When showing a commit, we do not even want the codepath that shows a
single-commit range to touch and destroy the original rev.pending;
we instead want to give a single-element pending array.

So instead of keeping rev.pending when we enter the loop and saving
it away and restoring it, it feels a lot cleaner to invent/use an
interface to "clone" the settings in an existing rev_info by:

 * Grab rev.pending into a separate "struct object_array" that is a
   local variable in cmd_show() and clear rev.pending, immediately
   after we decide to go to "show individually" mode.

 * Iterate over the objects in that local variable.  For each object
   to be shown, prepare a rev_info, clone the setting from the
   original rev_info, put that single object to the pending member
   of the clone, use that cloned rev_info, and release the resources
   held by the cloned rev_info once we are done.

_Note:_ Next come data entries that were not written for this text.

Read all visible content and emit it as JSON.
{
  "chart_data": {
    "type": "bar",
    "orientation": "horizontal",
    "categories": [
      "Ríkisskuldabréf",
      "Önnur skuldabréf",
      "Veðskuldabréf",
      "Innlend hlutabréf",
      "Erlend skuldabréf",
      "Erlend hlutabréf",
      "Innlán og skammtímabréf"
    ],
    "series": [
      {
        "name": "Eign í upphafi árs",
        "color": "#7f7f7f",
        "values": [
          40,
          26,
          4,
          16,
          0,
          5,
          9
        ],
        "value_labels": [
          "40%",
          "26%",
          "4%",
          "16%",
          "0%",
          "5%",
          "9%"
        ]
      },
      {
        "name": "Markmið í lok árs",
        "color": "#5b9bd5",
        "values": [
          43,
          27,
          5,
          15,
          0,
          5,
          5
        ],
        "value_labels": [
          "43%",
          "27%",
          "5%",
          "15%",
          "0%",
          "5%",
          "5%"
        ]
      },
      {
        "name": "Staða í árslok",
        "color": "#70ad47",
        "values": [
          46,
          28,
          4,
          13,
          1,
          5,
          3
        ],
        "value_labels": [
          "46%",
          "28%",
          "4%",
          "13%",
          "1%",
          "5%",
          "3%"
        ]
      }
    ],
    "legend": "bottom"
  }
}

> diff --git a/builtin/log.c b/builtin/log.c
> index 88a5e98875a..b4b1d974617 100644
> --- a/builtin/log.c
> +++ b/builtin/log.c
> @@ -743,11 +743,17 @@ int cmd_show(int argc, const char **argv, const char *prefix)
>  			rev.shown_one = 1;
>  			break;
>  		case OBJ_COMMIT:
> +		{
> +			struct object_array old;
> +
> +			memcpy(&old, &rev.pending, sizeof(old));
>  			rev.pending.nr = rev.pending.alloc = 0;
>  			rev.pending.objects = NULL;
>  			add_object_array(o, name, &rev.pending);
>  			ret = cmd_log_walk_no_free(&rev);
> +			memcpy(&rev.pending, &old, sizeof(rev.pending));
>  			break;
> +		}

The reason why I find this approach a bit disturbing is that we
pretend to know for certain that pending is the only thing we need
to protect across multiple calls to the log_walk(), but I suspect
that such an overconfidence will come back and bite us.  We are not
re-initializing other states reachable from the rev_info (e.g. the
diff_options struct has various members that records what happened
in an invocation, like needed_rename_limit, found_follow, and
found_changes, that would want to be reinitialized if we are
starting a new and totally independent traversal after we are done
one traversal).

But I do not mind at all to leave such a fundamental clean-up to a
totally separate topic, and keep this patch only about "we are
clobbering and leaking rev.pending, let's plug the leak".  In fact,
I would prefer it that way.  So take all of the above as material
for possible NEEDSWORK comment, food for further thought.